Esto no solo revela lo cerca que hemos estado de una Iglesia, sino lo lejos que en realidad hemos estado del corazón de Dios, como el hijo mayor de la parábola, olvidándonos que GRACIA, es justamente eso: GRACIA. Un don que se otorga generosamente y a manos llenas absolutamente sin merecerlo, a título gratuito para quien lo recibe, pagado a un elevadísimo precio por quien los da, la muerte del Hijo amado de Dios en la cruz.

Nada hice para merecer el amor de Dios. Nada puedo hacer para que Dios deje de amarme. ¡101% GRACIA!

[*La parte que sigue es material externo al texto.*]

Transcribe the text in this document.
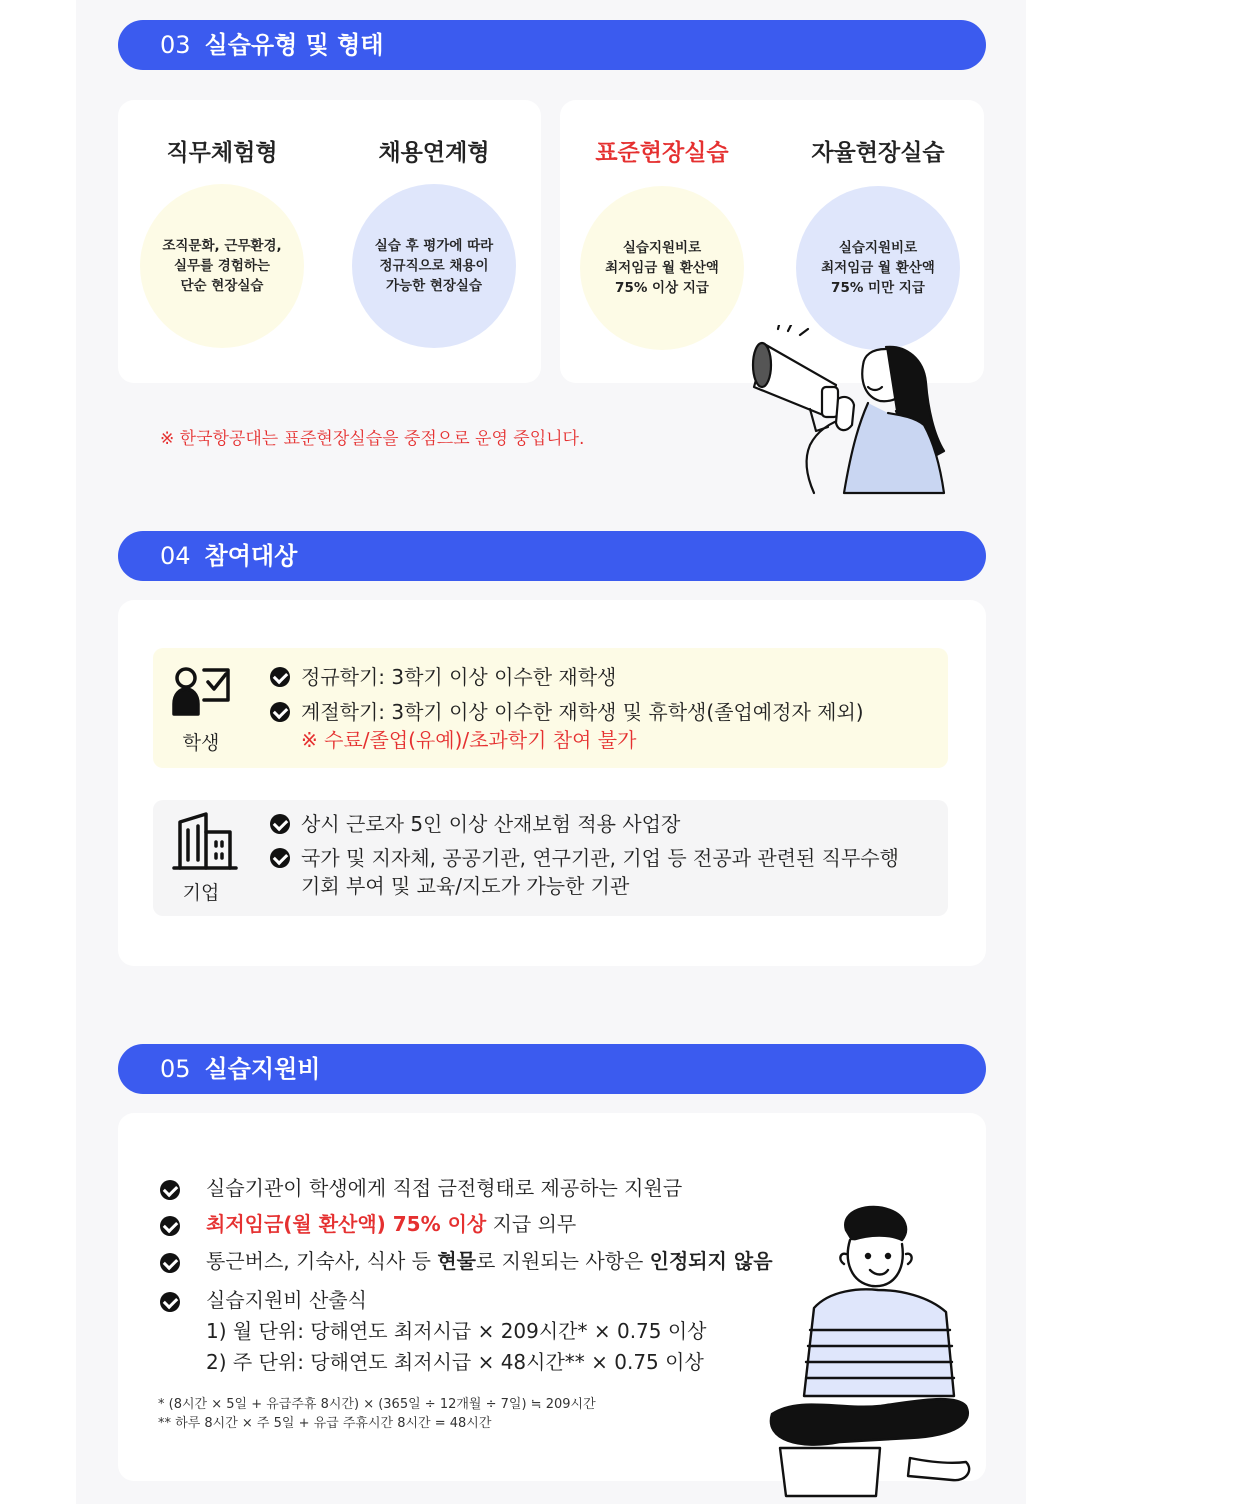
03 실습유형 및 형태
직무체험형	채용연계형	표준현장실습	자율현장실습
조직문화, 근무환경,
실무를 경험하는
단순 현장실습
실습 후 평가에 따라
정규직으로 채용이
가능한 현장실습
실습지원비로
최저임금 월 환산액
75% 이상 지급
실습지원비로
최저임금 월 환산액
75% 미만 지급
※ 한국항공대는 표준현장실습을 중점으로 운영 중입니다.
04 참여대상
학생
정규학기: 3학기 이상 이수한 재학생
계절학기: 3학기 이상 이수한 재학생 및 휴학생(졸업예정자 제외)
※ 수료/졸업(유예)/초과학기 참여 불가
기업
상시 근로자 5인 이상 산재보험 적용 사업장
국가 및 지자체, 공공기관, 연구기관, 기업 등 전공과 관련된 직무수행
기회 부여 및 교육/지도가 가능한 기관
05 실습지원비
실습기관이 학생에게 직접 금전형태로 제공하는 지원금
최저임금(월 환산액) 75% 이상 지급 의무
통근버스, 기숙사, 식사 등 현물로 지원되는 사항은 인정되지 않음
실습지원비 산출식
1) 월 단위: 당해연도 최저시급 × 209시간* × 0.75 이상
2) 주 단위: 당해연도 최저시급 × 48시간** × 0.75 이상
* (8시간 × 5일 + 유급주휴 8시간) × (365일 ÷ 12개월 ÷ 7일) ≒ 209시간
** 하루 8시간 × 주 5일 + 유급 주휴시간 8시간 = 48시간
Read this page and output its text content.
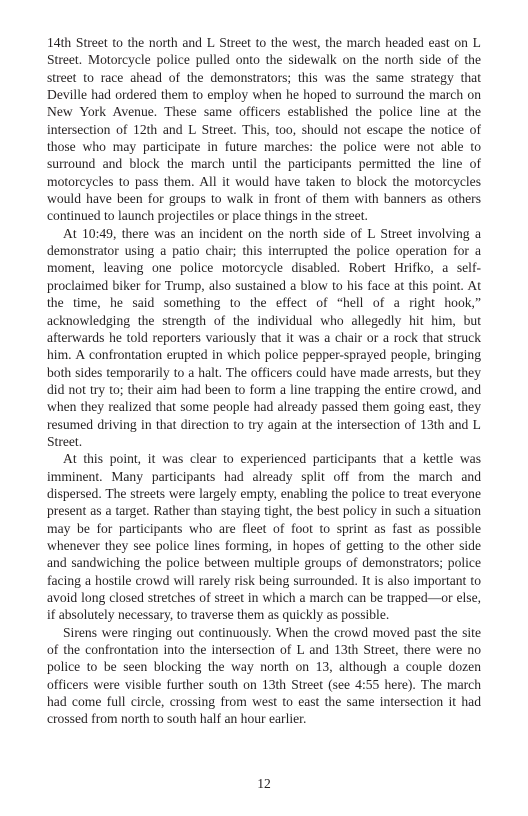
14th Street to the north and L Street to the west, the march headed east on L Street. Motorcycle police pulled onto the sidewalk on the north side of the street to race ahead of the demonstrators; this was the same strategy that Deville had ordered them to employ when he hoped to surround the march on New York Avenue. These same officers established the police line at the intersection of 12th and L Street. This, too, should not escape the notice of those who may participate in future marches: the police were not able to surround and block the march until the participants permitted the line of motorcycles to pass them. All it would have taken to block the motorcycles would have been for groups to walk in front of them with banners as others continued to launch projectiles or place things in the street.

At 10:49, there was an incident on the north side of L Street involving a demonstrator using a patio chair; this interrupted the police operation for a moment, leaving one police motorcycle disabled. Robert Hrifko, a self-proclaimed biker for Trump, also sustained a blow to his face at this point. At the time, he said something to the effect of “hell of a right hook,” acknowledging the strength of the individual who allegedly hit him, but afterwards he told reporters variously that it was a chair or a rock that struck him. A confrontation erupted in which police pepper-sprayed people, bringing both sides temporarily to a halt. The officers could have made arrests, but they did not try to; their aim had been to form a line trapping the entire crowd, and when they realized that some people had already passed them going east, they resumed driving in that direction to try again at the intersection of 13th and L Street.

At this point, it was clear to experienced participants that a kettle was imminent. Many participants had already split off from the march and dispersed. The streets were largely empty, enabling the police to treat everyone present as a target. Rather than staying tight, the best policy in such a situation may be for participants who are fleet of foot to sprint as fast as possible whenever they see police lines forming, in hopes of getting to the other side and sandwiching the police between multiple groups of demonstrators; police facing a hostile crowd will rarely risk being surrounded. It is also important to avoid long closed stretches of street in which a march can be trapped—or else, if absolutely necessary, to traverse them as quickly as possible.

Sirens were ringing out continuously. When the crowd moved past the site of the confrontation into the intersection of L and 13th Street, there were no police to be seen blocking the way north on 13, although a couple dozen officers were visible further south on 13th Street (see 4:55 here). The march had come full circle, crossing from west to east the same intersection it had crossed from north to south half an hour earlier.

12
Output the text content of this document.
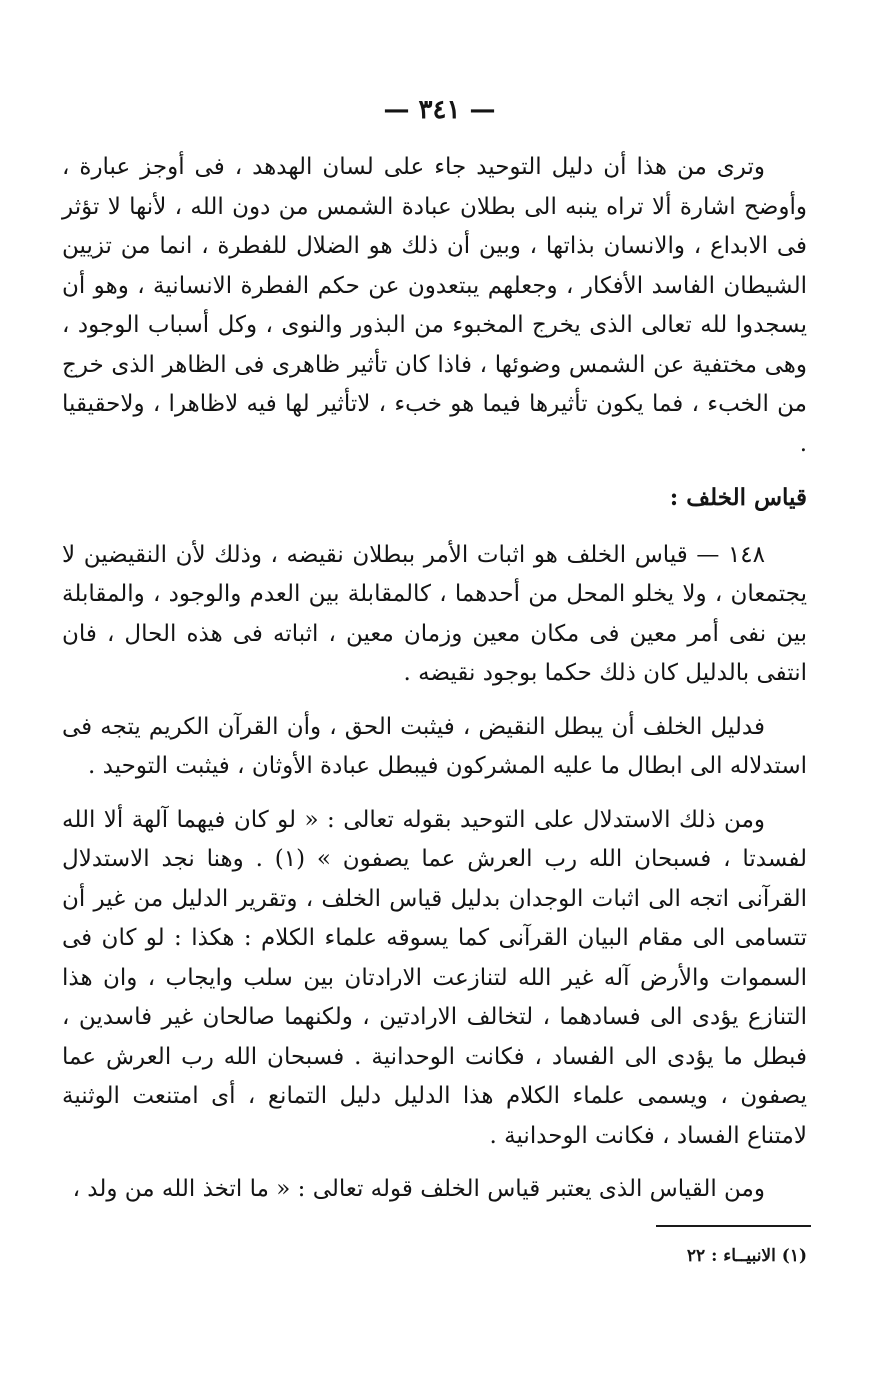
— ٣٤١ —

وترى من هذا أن دليل التوحيد جاء على لسان الهدهد ، فى أوجز عبارة ، وأوضح اشارة ألا تراه ينبه الى بطلان عبادة الشمس من دون الله ، لأنها لا تؤثر فى الابداع ، والانسان بذاتها ، وبين أن ذلك هو الضلال للفطرة ، انما من تزيين الشيطان الفاسد الأفكار ، وجعلهم يبتعدون عن حكم الفطرة الانسانية ، وهو أن يسجدوا لله تعالى الذى يخرج المخبوء من البذور والنوى ، وكل أسباب الوجود ، وهى مختفية عن الشمس وضوئها ، فاذا كان تأثير ظاهرى فى الظاهر الذى خرج من الخبء ، فما يكون تأثيرها فيما هو خبء ، لاتأثير لها فيه لاظاهرا ، ولاحقيقيا .

قياس الخلف :

١٤٨ — قياس الخلف هو اثبات الأمر ببطلان نقيضه ، وذلك لأن النقيضين لا يجتمعان ، ولا يخلو المحل من أحدهما ، كالمقابلة بين العدم والوجود ، والمقابلة بين نفى أمر معين فى مكان معين وزمان معين ، اثباته فى هذه الحال ، فان انتفى بالدليل كان ذلك حكما بوجود نقيضه .

فدليل الخلف أن يبطل النقيض ، فيثبت الحق ، وأن القرآن الكريم يتجه فى استدلاله الى ابطال ما عليه المشركون فيبطل عبادة الأوثان ، فيثبت التوحيد .

ومن ذلك الاستدلال على التوحيد بقوله تعالى : « لو كان فيهما آلهة ألا الله لفسدتا ، فسبحان الله رب العرش عما يصفون » (١) . وهنا نجد الاستدلال القرآنى اتجه الى اثبات الوجدان بدليل قياس الخلف ، وتقرير الدليل من غير أن تتسامى الى مقام البيان القرآنى كما يسوقه علماء الكلام : هكذا : لو كان فى السموات والأرض آله غير الله لتنازعت الارادتان بين سلب وايجاب ، وان هذا التنازع يؤدى الى فسادهما ، لتخالف الارادتين ، ولكنهما صالحان غير فاسدين ، فبطل ما يؤدى الى الفساد ، فكانت الوحدانية . فسبحان الله رب العرش عما يصفون ، ويسمى علماء الكلام هذا الدليل دليل التمانع ، أى امتنعت الوثنية لامتناع الفساد ، فكانت الوحدانية .

ومن القياس الذى يعتبر قياس الخلف قوله تعالى : « ما اتخذ الله من ولد ،

(١) الانبيــاء : ٢٢
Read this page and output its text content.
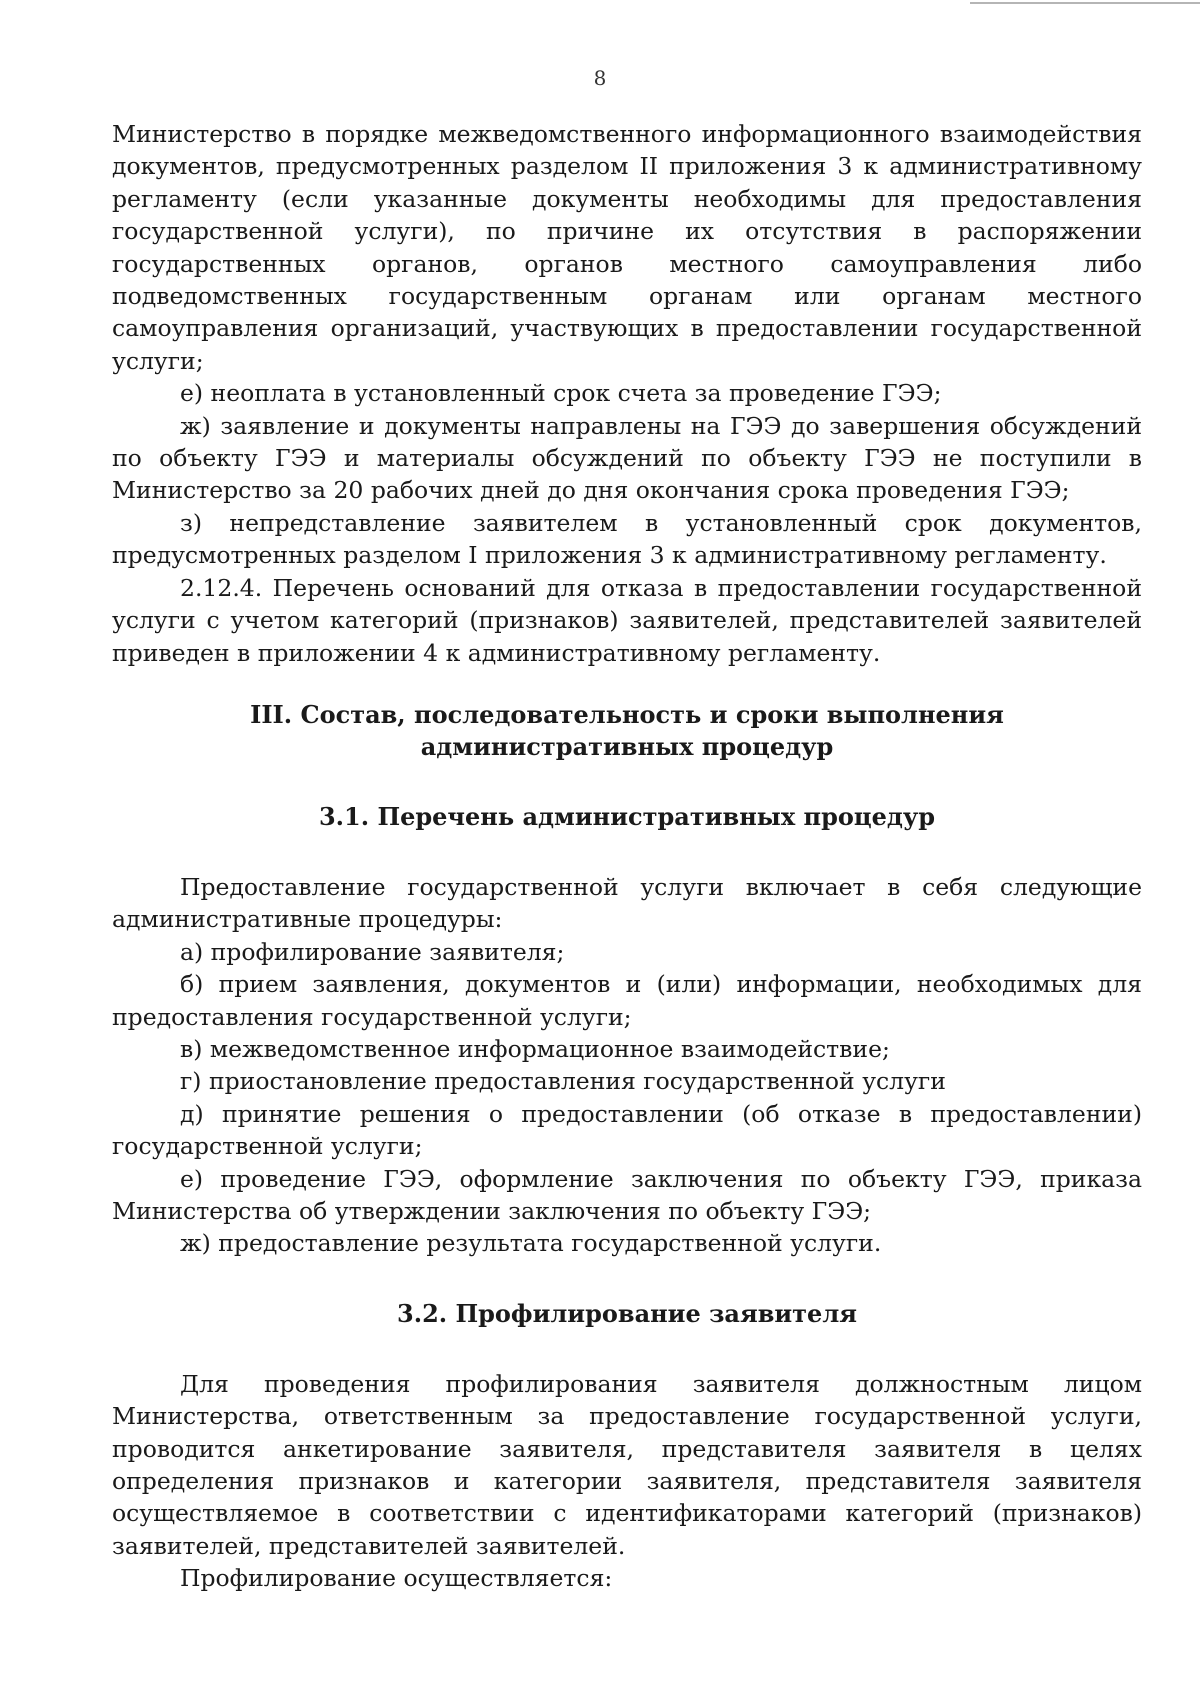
8

Министерство в порядке межведомственного информационного взаимодействия документов, предусмотренных разделом II приложения 3 к административному регламенту (если указанные документы необходимы для предоставления государственной услуги), по причине их отсутствия в распоряжении государственных органов, органов местного самоуправления либо подведомственных государственным органам или органам местного самоуправления организаций, участвующих в предоставлении государственной услуги;

е) неоплата в установленный срок счета за проведение ГЭЭ;

ж) заявление и документы направлены на ГЭЭ до завершения обсуждений по объекту ГЭЭ и материалы обсуждений по объекту ГЭЭ не поступили в Министерство за 20 рабочих дней до дня окончания срока проведения ГЭЭ;

з) непредставление заявителем в установленный срок документов, предусмотренных разделом I приложения 3 к административному регламенту.

2.12.4. Перечень оснований для отказа в предоставлении государственной услуги с учетом категорий (признаков) заявителей, представителей заявителей приведен в приложении 4 к административному регламенту.

III. Состав, последовательность и сроки выполнения
административных процедур
3.1. Перечень административных процедур

Предоставление государственной услуги включает в себя следующие административные процедуры:

а) профилирование заявителя;

б) прием заявления, документов и (или) информации, необходимых для предоставления государственной услуги;

в) межведомственное информационное взаимодействие;

г) приостановление предоставления государственной услуги

д) принятие решения о предоставлении (об отказе в предоставлении) государственной услуги;

е) проведение ГЭЭ, оформление заключения по объекту ГЭЭ, приказа Министерства об утверждении заключения по объекту ГЭЭ;

ж) предоставление результата государственной услуги.

3.2. Профилирование заявителя

Для проведения профилирования заявителя должностным лицом Министерства, ответственным за предоставление государственной услуги, проводится анкетирование заявителя, представителя заявителя в целях определения признаков и категории заявителя, представителя заявителя осуществляемое в соответствии с идентификаторами категорий (признаков) заявителей, представителей заявителей.

Профилирование осуществляется:
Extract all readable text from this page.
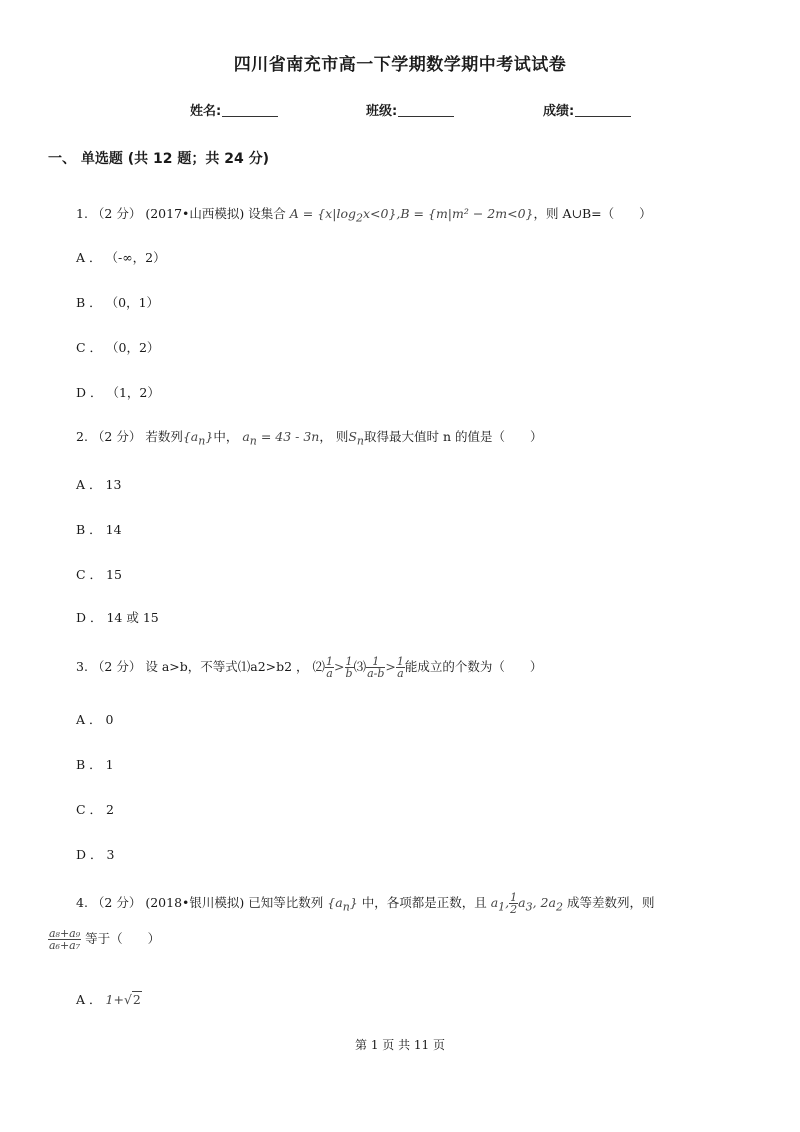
四川省南充市高一下学期数学期中考试试卷
姓名:	班级:	成绩:
一、 单选题 (共 12 题；共 24 分)
1. （2 分） (2017•山西模拟) 设集合 $A = \{x|\log_2x<0\},B = \{m|m^2 - 2m<0\}$，则 A∪B=（　　）
A ． （-∞，2）
B ． （0，1）
C ． （0，2）
D ． （1，2）
2. （2 分） 若数列$\{a_n\}$中， $a_n = 43 - 3n$， 则$S_n$取得最大值时 n 的值是（　　）
A ． 13
B ． 14
C ． 15
D ． 14 或 15
3. （2 分） 设 a>b，不等式⑴a2>b2 ， ⑵ $\frac{1}{a} > \frac{1}{b}$ ⑶ $\frac{1}{a-b} > \frac{1}{a}$ 能成立的个数为（　　）
A ． 0
B ． 1
C ． 2
D ． 3
4. （2 分） (2018•银川模拟) 已知等比数列 $\{a_n\}$ 中，各项都是正数，且 $a_1$, $\frac{1}{2} a_3$, $2a_2$ 成等差数列，则
$\frac{\text{a₈+a₉}}{\text{a₆+a₇}}$ 等于（　　）
A ． 1+√2
第 1 页 共 11 页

siendo justificados gratuitamente por su gracia, mediante la redención que es en Cristo Jesús, a quien Dios puso como propiciación por medio de la fe en su sangre, para manifestar su justicia, a causa de haber pasado por alto, en su paciencia, los pecados pasados,
(Romanos 3:24-25 RV60)

Porque por gracia sois salvos por medio de la fe; y esto no de vosotros, pues es don de Dios; no por obras, para que nadie se gloríe. Porque somos hechura suya, creados en Cristo Jesús para buenas obras, las cuales Dios preparó de antemano para que anduviésemos en ellas.